One of the major challenges in oncology today is the persistent growth and spread of cancer, even when diagnosed and treated early. Compounding this problem is cancer’s ability to adapt and develop resistance to treatment. As a result, primary therapies, often developed at great cost and effort, become less effective than intended. This often leads to unresectable tumors and metastatic disease, reducing treatment options and patient outcomes.
A key mechanism enabling this resilience is the overexpression of heparanase, an enzyme that degrades the extracellular matrix (ECM). This degradation releases growth factors and signaling molecules, triggering cascades that drive cancer cell proliferation, invasion, and metastasis. Moreover, heparanase overexpression is linked to the development of drug resistance, further complicating treatment.

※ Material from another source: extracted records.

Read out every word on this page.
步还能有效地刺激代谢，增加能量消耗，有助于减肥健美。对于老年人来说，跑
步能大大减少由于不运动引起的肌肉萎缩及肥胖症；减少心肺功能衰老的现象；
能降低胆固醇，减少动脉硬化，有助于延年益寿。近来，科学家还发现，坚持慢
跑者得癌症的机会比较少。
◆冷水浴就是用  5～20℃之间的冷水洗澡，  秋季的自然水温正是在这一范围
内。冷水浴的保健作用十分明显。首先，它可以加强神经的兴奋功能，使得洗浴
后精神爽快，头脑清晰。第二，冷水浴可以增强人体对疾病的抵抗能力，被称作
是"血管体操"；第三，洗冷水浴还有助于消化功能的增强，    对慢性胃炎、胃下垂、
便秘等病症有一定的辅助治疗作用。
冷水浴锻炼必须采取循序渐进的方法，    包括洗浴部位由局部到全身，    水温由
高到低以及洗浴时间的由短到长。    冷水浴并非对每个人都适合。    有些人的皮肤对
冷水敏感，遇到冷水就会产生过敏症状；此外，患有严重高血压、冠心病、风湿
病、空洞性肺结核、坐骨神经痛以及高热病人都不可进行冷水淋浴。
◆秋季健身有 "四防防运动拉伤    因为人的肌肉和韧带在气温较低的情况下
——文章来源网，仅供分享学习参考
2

Targeting heparanase offers a promising therapeutic strategy. Inhibiting this enzyme restores the integrity of the ECM, disrupting the tumor microenvironment and resulting in reduced tumor growth, metastasis, and angiogenesis. This underscores the enzyme’s central role in cancer progression and highlights the potential of heparanase inhibitors as effective anticancer therapeutics.
To address this need, researchers at Leiden University have developed a proprietary library of rationally designed heparanase inhibitors. These compounds are based on the enzyme’s natural substrate, heparan sulfate, and are designed to covalently bind to its active site, causing irreversible inhibition. Among these, the lead compound VL166 has demonstrated significant efficacy in reducing cancer aggression in preclinical in vivo murine models.